= Kritika Kultura =

Filipino academic e-journal

Kritika Kultura (KK) is the semi-annual peer-reviewed international electronic journal of literary, language and cultural studies of the Literary and Cultural Studies Program of Ateneo de Manila University, Philippines. It touts itself as "a pioneering academic electronic journal in the Philippines" and "the only academic e-journal of its kind in the Philippines today."

== Journal ==
Kritika Kultura has been selected for coverage in the Elsevier Bibliographic Database (EBD) effective 2009. According to EBD, the selection is "in recognition of its high quality and relevance to the scientific community." With this selection, KK is indexed in Scopus, the largest abstract and citation database of peer-reviewed research literature and quality web sources. The Modern Language Association indexed the journal on January 17, 2008. The Directory of Open Access Journals (DOAJ), which also indexed the journal, lists down its publication details.

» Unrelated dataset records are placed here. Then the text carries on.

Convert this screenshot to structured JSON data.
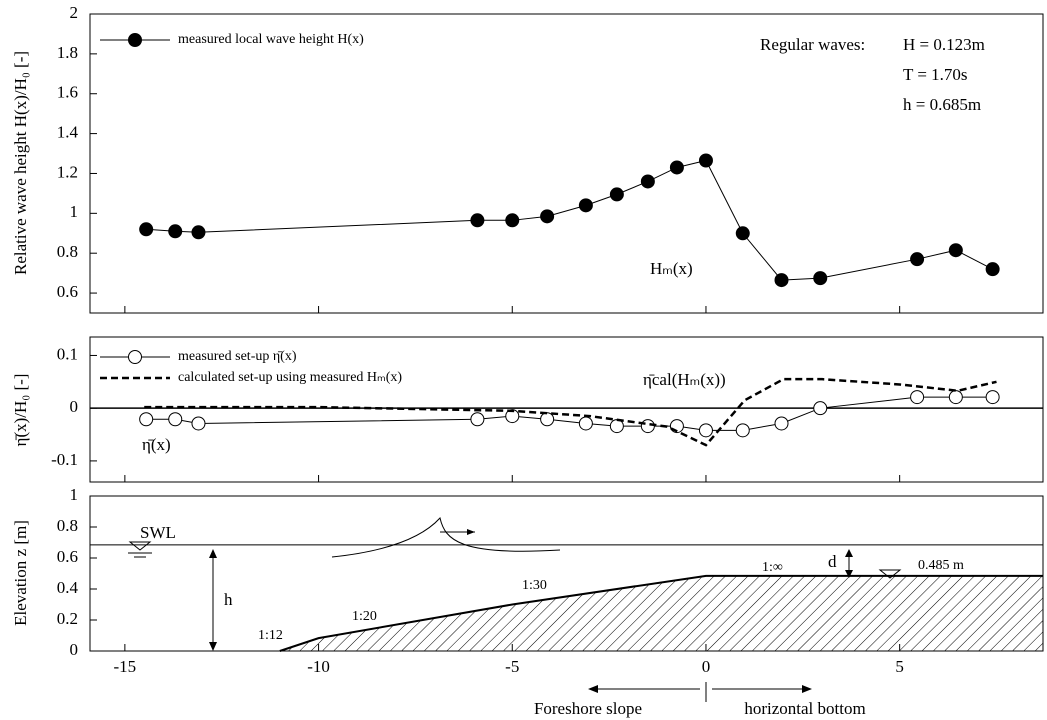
{
  "chart_data": [
    {
      "type": "line",
      "y_label": "Relative wave height  H(x)/H₀  [-]",
      "ylim": [
        0.5,
        2
      ],
      "yticks": [
        0.6,
        0.8,
        1,
        1.2,
        1.4,
        1.6,
        1.8,
        2
      ],
      "series": [
        {
          "name": "measured local wave height H(x)",
          "color": "#000000",
          "marker": "filled",
          "dashed": false,
          "x": [
            -14.45,
            -13.7,
            -13.1,
            -5.9,
            -5.0,
            -4.1,
            -3.1,
            -2.3,
            -1.5,
            -0.75,
            0,
            0.95,
            1.95,
            2.95,
            5.45,
            6.45,
            7.4
          ],
          "values": [
            0.92,
            0.91,
            0.905,
            0.965,
            0.965,
            0.985,
            1.04,
            1.095,
            1.16,
            1.23,
            1.265,
            0.9,
            0.665,
            0.675,
            0.77,
            0.815,
            0.72
          ]
        }
      ],
      "annotations": [
        "Hₘ(x)",
        "Regular waves:",
        "H = 0.123m",
        "T = 1.70s",
        "h = 0.685m"
      ]
    },
    {
      "type": "line",
      "y_label": "η̄(x)/H₀  [-]",
      "ylim": [
        -0.14,
        0.135
      ],
      "yticks": [
        -0.1,
        0,
        0.1
      ],
      "zero_line": true,
      "series": [
        {
          "name": "measured set-up η̄(x)",
          "color": "#000000",
          "marker": "open",
          "dashed": false,
          "x": [
            -14.45,
            -13.7,
            -13.1,
            -5.9,
            -5.0,
            -4.1,
            -3.1,
            -2.3,
            -1.5,
            -0.75,
            0,
            0.95,
            1.95,
            2.95,
            5.45,
            6.45,
            7.4
          ],
          "values": [
            -0.021,
            -0.021,
            -0.029,
            -0.021,
            -0.015,
            -0.021,
            -0.029,
            -0.034,
            -0.034,
            -0.034,
            -0.042,
            -0.042,
            -0.029,
            0,
            0.021,
            0.021,
            0.021
          ]
        },
        {
          "name": "calculated set-up using measured Hₘ(x)",
          "color": "#000000",
          "marker": "none",
          "dashed": true,
          "x": [
            -14.5,
            -10,
            -5,
            -3,
            -1,
            0,
            1,
            2,
            3,
            5,
            6.5,
            7.5
          ],
          "values": [
            0.002,
            0.002,
            -0.005,
            -0.015,
            -0.035,
            -0.07,
            0.015,
            0.055,
            0.055,
            0.045,
            0.033,
            0.05
          ]
        }
      ],
      "annotations": [
        "η̄cal(Hₘ(x))",
        "η̄(x)"
      ]
    },
    {
      "type": "area",
      "y_label": "Elevation  z  [m]",
      "ylim": [
        0,
        1
      ],
      "yticks": [
        0,
        0.2,
        0.4,
        0.6,
        0.8,
        1
      ],
      "xlim": [
        -15.9,
        8.7
      ],
      "xticks": [
        -15,
        -10,
        -5,
        0,
        5
      ],
      "x": [
        -11,
        -10,
        -5,
        0,
        8.7
      ],
      "values": [
        0,
        0.083,
        0.3,
        0.485,
        0.485
      ],
      "color": "#000000",
      "still_water_level": 0.685,
      "annotations": [
        "SWL",
        "h",
        "1:12",
        "1:20",
        "1:30",
        "1:∞",
        "d",
        "0.485 m"
      ],
      "x_notes": [
        "Foreshore slope",
        "horizontal bottom"
      ]
    }
  ]
}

Kritika Kulturas ISSN is 1656152X. Its subject matter mostly revolves around topics under languages and literatures. It was founded in 2002 and is published in English by Ateneo de Manila University in the Philippines. Keywords include: Philippine literary studies, cultural studies.

== Issues and topics ==
The issues and topics covered by the journal are described by anglistikguide.de as "an attempt to respond to the needs of the globalizing world of the academic in general and of Philippine society in particular." The journal addresses "issues relevant to the 21st century within these disciplines even as addressing those same issues would have to be precisely about crossing the very borders of these disciplines: language and literature and cultural policy, cultural politics of representation, the political economy of language, literature and culture, the production of cultural texts, audience reception, systems of representation, effects of texts on concrete readers/audiences, the history and dynamics of canon formation, gender and sexuality, ethnicity, diaspora, Philippine nationalism and nationhood, national liberation movements, identity politics, feminism, women's liberation movements, etc."

== Bibliographic data ==
Anglistikguide.de lists down the journal's bibliographic data. The journal's full title is Kritika Kultura. The journal is edited by Dr. Luisa Torres Reyes and published by the Literary and Cultural Studies Program of Ateneo de Manila University. The online journal formats its data as text/html; image/gif. It can be accessed via the URL www.ateneo.edu Its level is classified as undergraduate, graduate, and professional.

== Contributors ==
Since its founding in 2002, Kritika Kultura has published works of internationally noted writers and scholars such as E. San Juan Jr., Peter Horn, Bienvenido Lumbera, Neferti Tadiar, Doreen Fernandez, Harry Aveling, Suchen Christine Lim, Danton Remoto, Oscar Campomanes and many others.

According to its editorial policy, "Kritika Kultura is interested in publishing a broad and international range of articles on language and literary/cultural studies that appeal to academic researchers in government and private agencies and educational institutions, as well as members of the public." It is a (1) forum for the publication of such studies "authored by both Ateneo and non-Ateneo faculty and scholars" and as a (2) "site for the development of ideas and the fostering of debate in the areas of literature, language and culture, and language studies."

== Founder and editor ==
Kritika Kultura was first envisioned in 2002 by Dr. Ma Luisa T. Reyes, an associate professor with the Department of English at Ateneo de Manila University. The journal continues until today to be edited by her.

== Editorial board ==
Kritika Kultura's board of editors has several notable writers and scholars in literary, language and cultural studies, namely, Jan Baetens (University of Leuven, Belgium), Faruk Tripoli (Gadja Mada University, Indonesia), Regenia Gagnier (University of Exeter, UK), Inderpal Grewal (University of California, Irvine, US), Peter Horn (University of Cape Town, South Africa), Anette Horn (University of Pretoria, South Africa), David Lloyd (University of Southern California, US), Bienvenido Lumbera (University of the Philippines), Rajeev S. Patke (National University of Singapore), Temario Rivera (International Christian University, Japan), E. San Juan, Jr. (Philippine Cultural Studies Center, US), Neferti X.M. Tadiar (Columbia University, US), Antony Tatlow (University of Dublin, Ireland), and Vicente L. Rafael (University of Washington, US).